Javier Alfonso works for a school textbook company as a material trainer and educational consultant. His route covers much of the southern United States and he's on the road about two to three weeks out of each month.
Javier would be considered a seasoned traveler, even shading into the road warrior status. But he still pays close attention to his program and chooses according to what he wants for perks from his carrier. "I wanted to earn as much as I could from the program, and the one I chose offered the most return for the least effort," he said. This strategy is the one Tim Winship endorses.
Winship said there's essentially little difference between the programs and even less incentive to lure one customer away from one carrier to another. "The programs are not the reason for flying airlines," Winship said. "They function more as tie-breakers (when choosing two similar airlines)." And while the programs are often slow to change (Winship said many customers are infuriated by frequent changes to the programs), they do add benefits on a regular basis and it pays to keep up with what the airlines are offering.
While only tie-breakers, there are a few benefits to consider in a program:
- Mileage expiration: Winship said while most miles don't expire, an account has to be used within a certain period to remain active. In the past, flyers accumulated miles only while flying; now many programs can link to a credit card and purchases will shunt miles into the account. Always remember to check the program's fine print for details regarding when an account is considered active, and exactly what will happen when it's not active.

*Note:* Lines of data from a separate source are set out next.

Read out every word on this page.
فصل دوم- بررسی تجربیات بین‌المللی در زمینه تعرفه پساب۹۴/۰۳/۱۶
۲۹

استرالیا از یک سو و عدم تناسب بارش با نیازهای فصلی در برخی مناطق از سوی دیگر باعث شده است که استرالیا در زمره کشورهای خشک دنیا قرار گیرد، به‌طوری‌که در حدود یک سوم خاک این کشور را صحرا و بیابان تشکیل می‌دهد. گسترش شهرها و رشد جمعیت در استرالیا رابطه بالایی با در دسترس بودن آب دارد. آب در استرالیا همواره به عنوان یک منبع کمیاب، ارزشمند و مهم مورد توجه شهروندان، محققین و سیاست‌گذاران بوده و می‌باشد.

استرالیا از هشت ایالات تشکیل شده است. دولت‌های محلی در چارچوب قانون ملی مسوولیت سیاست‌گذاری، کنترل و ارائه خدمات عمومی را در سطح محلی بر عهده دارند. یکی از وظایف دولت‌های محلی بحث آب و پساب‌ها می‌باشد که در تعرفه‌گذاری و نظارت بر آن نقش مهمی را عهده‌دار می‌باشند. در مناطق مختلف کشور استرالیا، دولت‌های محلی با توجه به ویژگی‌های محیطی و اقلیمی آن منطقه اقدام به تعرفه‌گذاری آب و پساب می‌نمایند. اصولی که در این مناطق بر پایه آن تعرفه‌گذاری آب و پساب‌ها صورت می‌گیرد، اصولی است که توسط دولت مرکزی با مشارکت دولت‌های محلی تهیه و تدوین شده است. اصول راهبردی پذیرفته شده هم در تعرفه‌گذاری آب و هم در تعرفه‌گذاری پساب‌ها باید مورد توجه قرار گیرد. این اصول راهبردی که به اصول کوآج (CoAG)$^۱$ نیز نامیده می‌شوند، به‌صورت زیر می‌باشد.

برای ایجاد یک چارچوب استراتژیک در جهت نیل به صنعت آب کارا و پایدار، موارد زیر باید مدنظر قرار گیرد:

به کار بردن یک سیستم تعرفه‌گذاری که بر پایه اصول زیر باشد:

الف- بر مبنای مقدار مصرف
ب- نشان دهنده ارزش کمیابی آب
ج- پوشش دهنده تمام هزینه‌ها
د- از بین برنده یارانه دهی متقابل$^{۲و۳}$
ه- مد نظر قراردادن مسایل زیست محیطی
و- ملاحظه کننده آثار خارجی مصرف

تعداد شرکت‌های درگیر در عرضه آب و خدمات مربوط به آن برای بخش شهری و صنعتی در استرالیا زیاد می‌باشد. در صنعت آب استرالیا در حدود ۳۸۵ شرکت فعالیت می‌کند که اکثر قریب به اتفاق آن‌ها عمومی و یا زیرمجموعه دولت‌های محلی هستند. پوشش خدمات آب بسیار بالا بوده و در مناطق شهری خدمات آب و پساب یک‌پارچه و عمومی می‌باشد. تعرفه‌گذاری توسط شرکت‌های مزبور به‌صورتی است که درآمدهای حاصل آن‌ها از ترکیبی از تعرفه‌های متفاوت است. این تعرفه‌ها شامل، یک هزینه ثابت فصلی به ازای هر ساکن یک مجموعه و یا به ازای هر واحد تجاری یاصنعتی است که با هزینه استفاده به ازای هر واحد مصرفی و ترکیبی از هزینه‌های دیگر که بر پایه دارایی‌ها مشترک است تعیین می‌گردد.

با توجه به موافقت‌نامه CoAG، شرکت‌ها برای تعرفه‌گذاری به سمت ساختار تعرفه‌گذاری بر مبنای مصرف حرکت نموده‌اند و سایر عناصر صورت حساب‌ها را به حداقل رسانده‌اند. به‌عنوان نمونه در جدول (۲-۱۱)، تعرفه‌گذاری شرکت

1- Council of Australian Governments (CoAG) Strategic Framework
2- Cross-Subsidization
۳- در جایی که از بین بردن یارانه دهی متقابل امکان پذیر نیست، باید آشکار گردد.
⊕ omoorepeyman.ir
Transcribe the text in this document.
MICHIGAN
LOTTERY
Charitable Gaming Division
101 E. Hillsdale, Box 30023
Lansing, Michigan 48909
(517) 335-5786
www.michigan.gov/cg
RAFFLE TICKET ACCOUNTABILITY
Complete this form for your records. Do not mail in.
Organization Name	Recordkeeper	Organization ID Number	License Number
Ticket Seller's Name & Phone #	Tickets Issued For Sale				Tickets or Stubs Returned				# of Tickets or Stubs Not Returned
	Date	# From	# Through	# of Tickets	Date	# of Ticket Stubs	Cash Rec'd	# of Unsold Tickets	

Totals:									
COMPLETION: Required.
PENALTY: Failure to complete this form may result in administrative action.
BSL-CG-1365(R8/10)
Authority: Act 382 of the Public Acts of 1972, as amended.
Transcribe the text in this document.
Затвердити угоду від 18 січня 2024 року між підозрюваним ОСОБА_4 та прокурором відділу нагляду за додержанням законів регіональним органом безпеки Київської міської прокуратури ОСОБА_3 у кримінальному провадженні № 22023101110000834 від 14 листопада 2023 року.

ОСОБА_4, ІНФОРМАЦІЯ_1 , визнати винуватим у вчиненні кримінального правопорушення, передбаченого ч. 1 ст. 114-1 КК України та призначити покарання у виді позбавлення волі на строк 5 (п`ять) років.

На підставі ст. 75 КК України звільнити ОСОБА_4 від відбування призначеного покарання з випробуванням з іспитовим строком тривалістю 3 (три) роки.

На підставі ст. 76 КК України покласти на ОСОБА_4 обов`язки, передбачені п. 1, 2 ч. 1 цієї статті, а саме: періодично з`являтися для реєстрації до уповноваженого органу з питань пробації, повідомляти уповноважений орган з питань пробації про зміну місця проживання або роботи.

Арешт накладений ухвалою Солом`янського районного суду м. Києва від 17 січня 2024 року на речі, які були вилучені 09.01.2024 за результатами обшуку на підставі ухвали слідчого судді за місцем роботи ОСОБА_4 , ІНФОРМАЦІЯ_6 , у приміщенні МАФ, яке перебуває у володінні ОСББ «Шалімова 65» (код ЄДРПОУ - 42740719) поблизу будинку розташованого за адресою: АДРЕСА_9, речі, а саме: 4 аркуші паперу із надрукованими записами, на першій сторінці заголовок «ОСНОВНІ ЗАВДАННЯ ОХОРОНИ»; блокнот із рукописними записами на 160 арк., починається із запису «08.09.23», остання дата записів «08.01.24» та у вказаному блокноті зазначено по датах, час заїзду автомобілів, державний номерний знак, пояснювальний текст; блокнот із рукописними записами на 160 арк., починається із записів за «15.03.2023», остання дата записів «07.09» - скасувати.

- Earning opportunities: Different programs offer different earning opportunities -- and the larger the program the more opportunities there are, in general. Some of the smaller carriers, such as AirTran or Southwest, offer only a few ways to earn miles. Larger carriers, such as American, offer thousands of ways to earn miles, ranging from car rentals, to dining and hotel stays.
- Redemption opportunities: This is where the rubber meets the tarmac. After months of travel and investment in partnership programs, you can finally start cashing in the points for perks. Much of the redemption is for free flights, hotel rooms or car rentals -- essentially the stuff a good vacation is based on. Winship recommends checking into plans offering a broad spectrum of redemption opportunities, like the SkyTeam and SkyMiles perks programs where carriers allow users to redeem points for a variety of goods, services, tickets and upgrades. Wide-spectrum redemption also has the added advantage of offering expanded opportunities when award seats are in short or limited supply. For example, the chance to redeem twice as many points for an unrestricted seat, or you may just decide to simply not go at all.
- Elite status: This is Holy Grail of the frequent flyer. The typical threshold is about 25,000 accrued miles (40,234 kilometers), though this distance varies from carrier to carrier. Once a passenger reaches elite status, airlines begin offering free upgrade status, unrestricted miles redemption and access to exclusive airport lounges or even a bump to the front of a lengthy security line.
There's plenty of information about frequent flyer programs on the Internet. In fact, there's far more than an average consumer would ever truly need. But, as Winship advised, the best advice is simply to know what you want from your frequent flyer program and then go after it.